Various Art Forms:

Muckers – July 16, 2023

Brain activity

Last time, I wrote about John Brunner’s prophetic vision of a society saturated with digital technology in The Shockwave Rider. Now, I want to address his even scarier vision of social crowding in Stand on Zanzibar. The title refers to the fact that, at the start of the novel, the Earth’s population could be accommodated by standing shoulder to shoulder on the African island of Zanzibar; at the end of the novel, those along the shoreline would be pushed into the water.

One of the background motifs of the novel is the phenomenon of random “muckers.” The term comes from the word “amok” and describes the state of mind of people who commit terrible massacres, not as agents of the state but as unpredictable acts of social violence. In the United States, these would be people shooting up schools or firing into crowds with rifles or pistols; in the rest of the world, they wade in with knives or swords and start hacking and slashing. The carnage continues until someone manages to put down the mucker.

The reason for this running amok is simple: these people have been pushed too far by social pressures, by the complexity of living in a technological world to which they are no longer attached, by the frustration of not getting their most basic needs met, and by growing anger and confusion.

Does this sound familiar?

It isn’t necessarily the guns in America that cause mass shootings—although it is easier to pick up a loaded weapon and pull the trigger than to unsheathe and swing a sword again and again. Still, the will that raises the sword against unaware human flesh or pulls the trigger to tear it apart is different from the mindset of a soldier defeating an enemy or defending his homeland. In either case, the mucker wielding the weapon is fighting demons that don’t exist within the people he or she is killing. And these are demons that, apparently, existed only in potential form fifty or more years ago when Brunner wrote his book.

I grew up on the East Coast: born in New Jersey, started grammar school on Long Island, then finished and went on to junior high in a suburb of Boston—genteel, urbanized places full of sheltered, middle-class kids. But my grandfather was judge in a small town in central Pennsylvania, and he was also a gun collector. My mother had been a member of her high-school rifle team and a crack shot. The judge taught my brother and me about firearms and gun etiquette by shooting a bee-bee gun in his basement target range. When I started high school myself, after my father was promoted and transferred to Western Pennsylvania, I entered a different world—different from suburban Boston and from anything that exists today.

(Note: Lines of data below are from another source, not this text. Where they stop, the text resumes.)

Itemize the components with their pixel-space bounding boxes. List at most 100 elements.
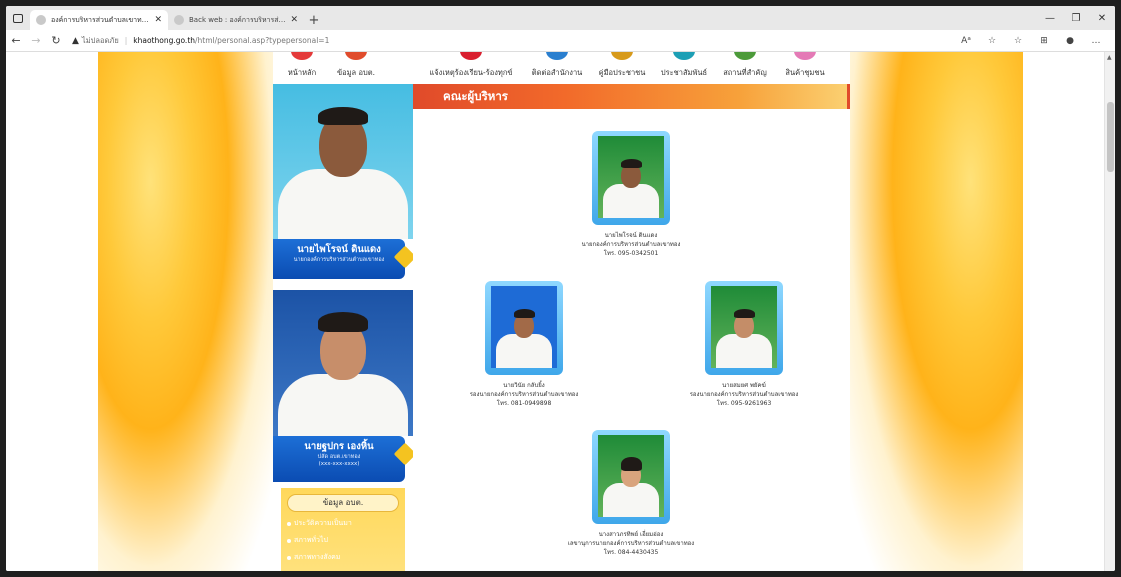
mayor-name-card[interactable]: นายไพโรจน์ ดินแดง นายกองค์การบริหารส่วนต… <box>273 239 417 279</box>
window-controls: — ❐ ✕ <box>1037 6 1115 30</box>
person-photo-frame <box>705 281 783 375</box>
mayor-photo <box>273 84 413 239</box>
person-photo <box>491 286 557 368</box>
person-phone: โทร. 081-0949898 <box>496 400 552 407</box>
tab-title: Back web : องค์การบริหารส่วนตำบ <box>189 15 287 24</box>
tab-title: องค์การบริหารส่วนตำบลเขาทอง ม.1 ต <box>51 15 150 24</box>
products-icon <box>794 52 816 60</box>
refresh-icon[interactable]: ↻ <box>46 34 66 47</box>
tab-close-icon[interactable]: ✕ <box>290 15 298 25</box>
page-scrollbar[interactable]: ▲ <box>1104 52 1115 571</box>
person-position: รองนายกองค์การบริหารส่วนตำบลเขาทอง <box>689 391 799 398</box>
menu-places[interactable]: สถานที่สำคัญ <box>717 52 773 84</box>
restore-icon[interactable]: ❐ <box>1063 13 1089 24</box>
scroll-up-icon[interactable]: ▲ <box>1107 54 1112 61</box>
person-position: เลขานุการนายกองค์การบริหารส่วนตำบลเขาทอง <box>567 540 695 547</box>
person-phone: โทร. 095-9261963 <box>716 400 772 407</box>
tab-backweb[interactable]: Back web : องค์การบริหารส่วนตำบ ✕ <box>168 10 304 30</box>
person-phone: โทร. 095-0342501 <box>603 250 659 257</box>
info-box: ข้อมูล อบต. ประวัติความเป็นมา สภาพทั่วไป… <box>281 488 405 571</box>
person-card[interactable]: นายสมยศ พยัคฆ์ รองนายกองค์การบริหารส่วนต… <box>659 281 829 408</box>
decor-background-right <box>848 52 1023 571</box>
menu-label: ติดต่อสำนักงาน <box>531 68 583 77</box>
menu-label: คู่มือประชาชน <box>598 68 646 77</box>
person-photo <box>598 136 664 218</box>
card-name: นายฐปกร เองหิ้น <box>304 441 374 452</box>
url-host: khaothong.go.th <box>133 36 196 45</box>
info-box-title: ข้อมูล อบต. <box>287 494 399 512</box>
person-photo-frame <box>592 131 670 225</box>
read-aloud-icon[interactable]: Aᵃ <box>953 36 979 46</box>
info-link-label: สภาพทั่วไป <box>294 536 328 544</box>
person-card[interactable]: นายวินัย กลับยิ้ง รองนายกองค์การบริหารส่… <box>439 281 609 408</box>
browser-toolbar: Aᵃ ☆ ☆ ⊞ ● … <box>953 36 1115 46</box>
menu-label: ข้อมูล อบต. <box>336 68 376 77</box>
info-icon <box>345 52 367 60</box>
back-icon[interactable]: ← <box>6 34 26 47</box>
info-link[interactable]: สภาพทางสังคม <box>287 552 405 563</box>
url-separator: | <box>124 36 128 45</box>
home-icon <box>291 52 313 60</box>
forward-icon[interactable]: → <box>26 34 46 47</box>
collections-icon[interactable]: ⊞ <box>1031 36 1057 46</box>
news-icon <box>673 52 695 60</box>
profile-icon[interactable]: ● <box>1057 36 1083 46</box>
section-title: คณะผู้บริหาร <box>443 89 508 103</box>
menu-complaint[interactable]: แจ้งเหตุร้องเรียน-ร้องทุกข์ <box>419 52 523 84</box>
person-name: นายสมยศ พยัคฆ์ <box>722 382 766 389</box>
bullet-icon <box>287 521 291 526</box>
clerk-name-card[interactable]: นายฐปกร เองหิ้น ปลัด อบต.เขาทอง (xxx-xxx… <box>273 436 417 482</box>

On a Monday in October—if I remember correctly—I showed up at school, and all the other boys and half the girls were missing from class. When I asked about this, I learned they were out “getting their buck,” because it was the first day of deer season. And that afternoon they started drifting in. The boys would be driving their pickup trucks with rifles visible in the gun rack against the rear window—or they would bring their weapons into the school and stow them in their lockers. And yes, in the mid-’60s, the school still had a rifle team and a range in the basement under the administrative corridor.

These weren’t pellet guns, either, but the .30-06, scoped and accurate to about a quarter mile. This was the civilian version of the military’s M-1 Garand rifle, standard issue for riflemen in World War II. And most of the boys would also have had access to their father’s old service pistols or to souvenir pistols from the European or Pacific theaters in that war. It would have been so easy for any one of them to go up into the woods behind the football field and plink the entire scrimmage line during practice—and take out a couple of cheerleaders, too, before anyone could figure out what was going on.1

They didn’t, of course. They wouldn’t have, because everyone was trained in gun etiquette and took their weapon seriously.2 And they knew their fathers would have tanned their hides if they even joked about it. Besides, much as we were all teenagers, subject to the usual hormonal winds, tantrums, and moods of adolescents, none of us was so angry as to do such an unspeakable thing.

So, what has changed today? Maybe it’s access to weapons by teenagers in urbanized settings who were never taught a gun’s purpose for hunting or defense at need. Maybe it’s the social isolation of looking at screens all day rather than interacting with real, live people, the sort who have feelings and express them in person and in your face. Maybe it’s social crowding, being around too many people with too many demands, but still strangers because they, too, are looking at their screens. Maybe it’s because we’re slipping off the edges of Zanzibar. But I don’t think banning guns and ammunition is the answer. Then the angry people will just drive their cars into a crowd—or pick up a sword.

1. Of course, many of the kids in the suburban schools around Boston and New York would also have had access to souvenir pistols from the war. They didn’t shoot up their schools, either.

2. I remember our classmates ridiculing a young hunter who tried to shoot his deer with a “pumpkin ball,” a hollow lead slug fired from a shotgun. It makes a fist-sized hole on entry and blows out the carcass on exit, destroying the value of the meat. And it’s cruel and stupid. This was a sign of the boy’s bad attitude that encompassed both crazy and mean.